Todd: So, Rebecca, talking about your country, I hear that skin cancer is a serious problem in Australia?
Rebecca: Yeah, it is. I think our environment is the cause of it in a way because we do have the beautiful beaches that you always want to go out and swim and be in the sun, have the barbecue, so you’re outside a lot, especially during the time of the day that it is really quite stong.
Todd: Right, so is the government doing anything, or do people do anything to try to prevent it?
Rebecca: Yeah, the government’s put out the slogan, "Slip, slop, and slap" so slip on some sun screen, slap on a hat, and yeah, something along those lines.
Todd: Right, it works, right. Is skin cancer cases going down?

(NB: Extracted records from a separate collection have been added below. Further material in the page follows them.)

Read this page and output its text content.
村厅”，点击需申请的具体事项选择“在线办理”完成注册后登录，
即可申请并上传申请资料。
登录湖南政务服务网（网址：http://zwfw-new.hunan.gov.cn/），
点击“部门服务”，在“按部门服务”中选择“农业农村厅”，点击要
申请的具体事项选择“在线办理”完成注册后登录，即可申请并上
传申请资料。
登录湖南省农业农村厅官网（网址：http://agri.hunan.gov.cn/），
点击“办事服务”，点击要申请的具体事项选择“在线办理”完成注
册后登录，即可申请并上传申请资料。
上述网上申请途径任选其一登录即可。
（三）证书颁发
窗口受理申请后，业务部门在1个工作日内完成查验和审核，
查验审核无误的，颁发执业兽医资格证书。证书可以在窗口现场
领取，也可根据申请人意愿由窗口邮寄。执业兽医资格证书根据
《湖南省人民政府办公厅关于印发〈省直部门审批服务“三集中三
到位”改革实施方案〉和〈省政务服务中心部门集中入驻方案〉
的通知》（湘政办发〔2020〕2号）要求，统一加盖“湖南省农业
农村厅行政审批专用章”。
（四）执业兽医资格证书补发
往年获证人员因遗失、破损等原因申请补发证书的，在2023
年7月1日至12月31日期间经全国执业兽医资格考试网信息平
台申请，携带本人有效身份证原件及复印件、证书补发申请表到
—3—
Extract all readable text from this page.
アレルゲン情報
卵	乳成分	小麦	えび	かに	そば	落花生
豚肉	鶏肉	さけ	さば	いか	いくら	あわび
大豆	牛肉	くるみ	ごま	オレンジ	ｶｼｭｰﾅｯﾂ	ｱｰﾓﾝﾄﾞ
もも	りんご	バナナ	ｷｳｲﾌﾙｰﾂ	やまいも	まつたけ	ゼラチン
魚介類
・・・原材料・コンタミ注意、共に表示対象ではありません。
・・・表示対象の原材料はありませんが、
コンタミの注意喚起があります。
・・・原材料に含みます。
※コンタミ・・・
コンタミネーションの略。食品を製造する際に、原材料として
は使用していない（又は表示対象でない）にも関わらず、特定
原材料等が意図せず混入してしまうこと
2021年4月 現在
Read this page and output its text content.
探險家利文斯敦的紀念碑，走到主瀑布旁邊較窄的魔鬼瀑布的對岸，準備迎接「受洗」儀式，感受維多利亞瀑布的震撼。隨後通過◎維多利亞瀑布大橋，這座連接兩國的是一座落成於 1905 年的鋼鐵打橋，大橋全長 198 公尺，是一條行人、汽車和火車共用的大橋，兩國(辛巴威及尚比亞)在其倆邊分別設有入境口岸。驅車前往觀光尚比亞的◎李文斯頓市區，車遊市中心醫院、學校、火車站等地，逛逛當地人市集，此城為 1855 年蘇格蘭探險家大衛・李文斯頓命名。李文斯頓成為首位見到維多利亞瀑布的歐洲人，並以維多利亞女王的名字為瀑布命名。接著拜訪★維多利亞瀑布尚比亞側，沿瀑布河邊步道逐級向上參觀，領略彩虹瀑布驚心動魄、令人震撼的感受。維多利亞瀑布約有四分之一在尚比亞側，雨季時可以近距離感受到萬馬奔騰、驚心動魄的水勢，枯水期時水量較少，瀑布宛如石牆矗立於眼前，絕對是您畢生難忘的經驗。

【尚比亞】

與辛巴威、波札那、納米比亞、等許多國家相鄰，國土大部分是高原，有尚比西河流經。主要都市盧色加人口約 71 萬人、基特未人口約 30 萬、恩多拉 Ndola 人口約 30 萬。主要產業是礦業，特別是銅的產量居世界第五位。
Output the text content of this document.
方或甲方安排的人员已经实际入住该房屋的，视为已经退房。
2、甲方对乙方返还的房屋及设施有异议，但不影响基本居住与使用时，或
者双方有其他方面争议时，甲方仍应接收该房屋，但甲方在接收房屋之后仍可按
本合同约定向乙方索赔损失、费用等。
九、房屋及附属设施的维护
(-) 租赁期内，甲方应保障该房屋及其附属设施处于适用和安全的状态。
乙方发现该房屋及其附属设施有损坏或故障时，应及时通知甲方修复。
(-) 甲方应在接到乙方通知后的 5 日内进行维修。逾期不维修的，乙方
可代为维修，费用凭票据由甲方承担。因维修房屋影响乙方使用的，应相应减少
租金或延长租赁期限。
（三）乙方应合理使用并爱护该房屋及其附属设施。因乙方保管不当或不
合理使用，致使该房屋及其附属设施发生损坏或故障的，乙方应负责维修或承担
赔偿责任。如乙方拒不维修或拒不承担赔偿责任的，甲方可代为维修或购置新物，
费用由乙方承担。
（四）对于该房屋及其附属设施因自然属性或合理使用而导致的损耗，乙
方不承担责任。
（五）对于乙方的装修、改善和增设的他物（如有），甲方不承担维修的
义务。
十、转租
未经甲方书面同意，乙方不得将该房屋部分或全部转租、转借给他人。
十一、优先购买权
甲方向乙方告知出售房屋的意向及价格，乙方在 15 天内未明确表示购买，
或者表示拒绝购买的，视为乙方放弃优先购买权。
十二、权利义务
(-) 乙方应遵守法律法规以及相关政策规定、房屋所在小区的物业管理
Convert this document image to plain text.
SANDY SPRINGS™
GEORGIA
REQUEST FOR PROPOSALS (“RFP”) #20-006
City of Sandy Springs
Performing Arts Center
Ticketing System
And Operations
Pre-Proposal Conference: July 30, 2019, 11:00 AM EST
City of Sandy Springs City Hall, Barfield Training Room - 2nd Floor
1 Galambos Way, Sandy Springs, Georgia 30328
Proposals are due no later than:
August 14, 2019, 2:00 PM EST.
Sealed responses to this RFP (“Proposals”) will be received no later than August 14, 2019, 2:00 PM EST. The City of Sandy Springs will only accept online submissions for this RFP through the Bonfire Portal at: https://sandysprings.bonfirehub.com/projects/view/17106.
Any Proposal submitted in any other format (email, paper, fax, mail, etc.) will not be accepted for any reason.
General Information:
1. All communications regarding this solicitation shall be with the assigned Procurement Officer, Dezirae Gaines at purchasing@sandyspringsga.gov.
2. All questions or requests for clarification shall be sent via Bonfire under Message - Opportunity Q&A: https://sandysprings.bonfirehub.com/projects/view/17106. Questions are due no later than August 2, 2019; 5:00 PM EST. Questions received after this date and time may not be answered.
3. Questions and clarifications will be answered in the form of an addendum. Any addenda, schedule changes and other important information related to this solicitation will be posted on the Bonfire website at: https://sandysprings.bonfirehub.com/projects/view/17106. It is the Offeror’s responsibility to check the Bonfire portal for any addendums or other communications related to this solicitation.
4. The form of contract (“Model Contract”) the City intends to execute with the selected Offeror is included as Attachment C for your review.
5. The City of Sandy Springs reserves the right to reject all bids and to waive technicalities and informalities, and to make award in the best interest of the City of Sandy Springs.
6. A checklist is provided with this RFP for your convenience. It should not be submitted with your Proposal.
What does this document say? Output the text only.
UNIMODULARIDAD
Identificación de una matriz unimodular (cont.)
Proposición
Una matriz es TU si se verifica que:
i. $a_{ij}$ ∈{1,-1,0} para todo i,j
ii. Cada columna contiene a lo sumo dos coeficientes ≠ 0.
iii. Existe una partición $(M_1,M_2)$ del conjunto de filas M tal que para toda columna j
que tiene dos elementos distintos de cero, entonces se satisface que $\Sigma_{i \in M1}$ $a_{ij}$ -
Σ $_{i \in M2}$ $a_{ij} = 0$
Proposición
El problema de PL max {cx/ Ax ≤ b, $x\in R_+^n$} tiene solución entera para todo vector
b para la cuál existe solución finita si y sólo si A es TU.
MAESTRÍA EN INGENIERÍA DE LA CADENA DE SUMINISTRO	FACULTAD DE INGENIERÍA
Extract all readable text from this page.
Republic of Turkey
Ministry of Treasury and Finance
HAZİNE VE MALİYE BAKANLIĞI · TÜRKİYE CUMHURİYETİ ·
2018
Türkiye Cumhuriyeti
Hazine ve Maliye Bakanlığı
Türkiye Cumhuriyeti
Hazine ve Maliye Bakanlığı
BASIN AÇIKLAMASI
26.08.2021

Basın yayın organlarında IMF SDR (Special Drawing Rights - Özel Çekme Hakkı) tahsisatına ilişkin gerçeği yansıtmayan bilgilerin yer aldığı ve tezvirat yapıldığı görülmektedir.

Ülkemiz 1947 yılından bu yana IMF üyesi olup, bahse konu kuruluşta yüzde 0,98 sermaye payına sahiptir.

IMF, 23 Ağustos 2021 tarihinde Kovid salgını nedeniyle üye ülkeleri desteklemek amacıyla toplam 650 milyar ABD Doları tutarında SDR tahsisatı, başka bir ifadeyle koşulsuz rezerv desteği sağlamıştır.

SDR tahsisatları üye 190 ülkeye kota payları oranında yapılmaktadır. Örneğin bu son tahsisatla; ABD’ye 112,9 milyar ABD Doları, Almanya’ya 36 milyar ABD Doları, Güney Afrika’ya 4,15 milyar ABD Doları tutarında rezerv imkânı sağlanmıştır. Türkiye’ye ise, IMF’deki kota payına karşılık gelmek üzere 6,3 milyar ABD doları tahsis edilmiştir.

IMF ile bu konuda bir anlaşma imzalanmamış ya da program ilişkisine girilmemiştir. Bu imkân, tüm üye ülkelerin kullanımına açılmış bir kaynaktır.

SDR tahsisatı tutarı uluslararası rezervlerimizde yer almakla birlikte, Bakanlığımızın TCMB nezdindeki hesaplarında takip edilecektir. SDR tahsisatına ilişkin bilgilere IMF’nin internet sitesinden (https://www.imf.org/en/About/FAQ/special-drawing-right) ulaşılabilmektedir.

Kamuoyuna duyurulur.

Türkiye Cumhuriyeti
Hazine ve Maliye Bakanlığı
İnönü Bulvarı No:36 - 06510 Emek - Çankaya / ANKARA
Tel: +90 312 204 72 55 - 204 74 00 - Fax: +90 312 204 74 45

Rebecca: I think the deaths from skin cancer are going down. The number of cases of skin cancer that are increasing still, maybe it’s because they can check and see if you’re going to get it earlier than what they used to, but, yeah they’re able to sort of reduce the cases a bit, which is great.
Todd: So have this changed the culture? Are people less wanting to be tan?
Rebecca: No, I don’t think so. There’s a lot of products coming out on the market now where you get the tanning products, so I suppose they’re helping you tan in a way that’s not putting you out in the sun, but yeah, it’s just the culture is to get outside and enjoy the sun. You do see down on the beach, everyone laying down on the beach, sun baking, enjoying the sun, but I think more so now, you see that they are putting on sun screen too, which is really good to hear.
Todd: So, what about you? Are you somebody who tans very easily?
Rebecca: I am. I suppose, I’m the lucky few people that don’t have to sit out in the sun for ages to tan, but I do still like to put on the sun screen a lot. Every time I go outside I make sure I got it on. Especially, around the ears and nose. They tend to be major parts that skin cancer can form now.
Todd: Well, yeah, it’s winter right now and you still look pretty tan.
Rebecca: Ah, thank you.
in a way
I think our environment is the cause of it in a way because we do have the beautiful beaches.
‘In a way’ is similar in meaning to ‘a little’. Notice the following:
- I agree with you in a way.
- It has been good for me in a way.
Slip, slop and slap
The government’s put out the slogan, "Slip, slop, and slap".
Here we have three idiomatic action words. We slip on clothing, slop on lotion, and slap on a hat to keep us safe from skin cancer. Notice the following:
- Slop on some sunblock before you go to the beach.
- Slip on a shirt, slap on a tie and off to work I go.
in a way
You tan in a way that’s not in the sun.
Here, the phrase ‘in a way’ is different in meaning than the previous one above. In this context, ‘in a way’ describes how we do something. Notice the following:
- Engineers are designing cars in ways that requires less fuel.
- He teaches in a way that everyone understands.
You see everyone sun baking.
‘Sun baking’ is similar in meaning to the much more common ‘sun bathing’. It means laying in the sun getting a tan. ‘Sun baking’ would be a more informal expression and implies that this activity isn’t really healthy. Notice the following:
- Always use sunblock before sun baking.
- Always use sunblock before sunbathing. (better)
I don’t have to sit in the sun for ages.
The term ‘for ages’ means ‘for a long time’. How long depends on the context. Notice the following:
- I’ve been waiting at the bus stop for ages.
- We haven’t seen each other for ages.